Autobus miejski wjechał do rowu na jednej z ulic Opoczna. Jak się okazało kierowca miał dwa promile alkoholu w organizmie.
W autobusie poza kierowcą były jeszcze dwie osoby. Na szczęście nikt nie odniósł poważnych obrażeń.
To nie zasłabnięcie
Dyżurny policji w Opocznie otrzymał zgłoszenie o godzinie 6:35 (12 września), z którego wynikało, że kierowca autobusu miejskiego zasłabł i zatrzymał pojazd na ulicy Piotrkowskiej w Opocznie.
Na miejsce od razu udał się policyjny patrol i zespół ratownictwa medycznego i strażacy. Na miejscu okazało się, że autobus nie zatrzymał się w pasie drogi, a zjechał do przydrożnego rowu.

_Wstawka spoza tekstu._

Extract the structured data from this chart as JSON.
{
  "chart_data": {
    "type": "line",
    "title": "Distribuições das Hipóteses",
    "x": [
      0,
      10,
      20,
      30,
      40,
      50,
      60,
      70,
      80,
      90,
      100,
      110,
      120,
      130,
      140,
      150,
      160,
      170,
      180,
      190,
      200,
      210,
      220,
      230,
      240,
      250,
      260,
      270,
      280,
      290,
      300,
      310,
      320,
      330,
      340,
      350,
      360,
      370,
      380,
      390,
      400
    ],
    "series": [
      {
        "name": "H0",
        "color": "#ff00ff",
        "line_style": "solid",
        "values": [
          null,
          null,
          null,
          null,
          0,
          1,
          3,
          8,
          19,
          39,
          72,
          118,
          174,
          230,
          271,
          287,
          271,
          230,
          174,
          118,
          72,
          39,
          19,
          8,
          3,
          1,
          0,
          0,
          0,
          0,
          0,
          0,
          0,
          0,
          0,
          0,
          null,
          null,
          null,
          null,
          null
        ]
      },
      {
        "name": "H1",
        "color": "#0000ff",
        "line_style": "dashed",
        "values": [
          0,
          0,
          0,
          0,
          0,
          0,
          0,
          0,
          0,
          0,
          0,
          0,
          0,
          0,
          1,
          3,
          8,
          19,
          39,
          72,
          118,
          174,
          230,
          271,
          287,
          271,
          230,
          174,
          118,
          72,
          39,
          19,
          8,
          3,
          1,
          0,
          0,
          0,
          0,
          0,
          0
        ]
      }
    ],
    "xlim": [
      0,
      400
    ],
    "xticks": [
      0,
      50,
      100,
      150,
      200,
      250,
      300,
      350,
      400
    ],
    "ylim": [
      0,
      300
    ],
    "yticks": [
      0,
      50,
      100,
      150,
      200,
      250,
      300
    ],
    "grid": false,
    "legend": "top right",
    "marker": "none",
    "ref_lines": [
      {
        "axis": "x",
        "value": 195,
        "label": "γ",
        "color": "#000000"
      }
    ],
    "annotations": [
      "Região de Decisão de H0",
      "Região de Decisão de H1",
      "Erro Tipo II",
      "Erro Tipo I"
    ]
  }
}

Funkcjonariusze zbadali 62-letniego kierowcę pod kątem zawartości alkoholu w organizmie. Urządzenie wykazało, że miał ponad dwa promile alkoholu w organizmie. Mężczyzna pod opieką ratowników medycznych został przewieziony do opoczyńskiego szpitala.
Czas na konsekwencje
62-latek odpowie za swoje zachowanie przed sądem, który może skazać go nawet na dwa lata więzienia. Dodatkowo sąd może zakazać mu prowadzenia pojazdów.
Dotkliwe będą też kary finansowe. Kierowca już został ukarany mandatem w wysokości 2,5 tys. zł za spowodowanie kolizji drogowej. Według przepisów sąd obligatoryjnie orzeka także karę nie mniejszą niż 5 tys. zł, a w przypadku recydywy nie mniejszej niż 10 tys. zł.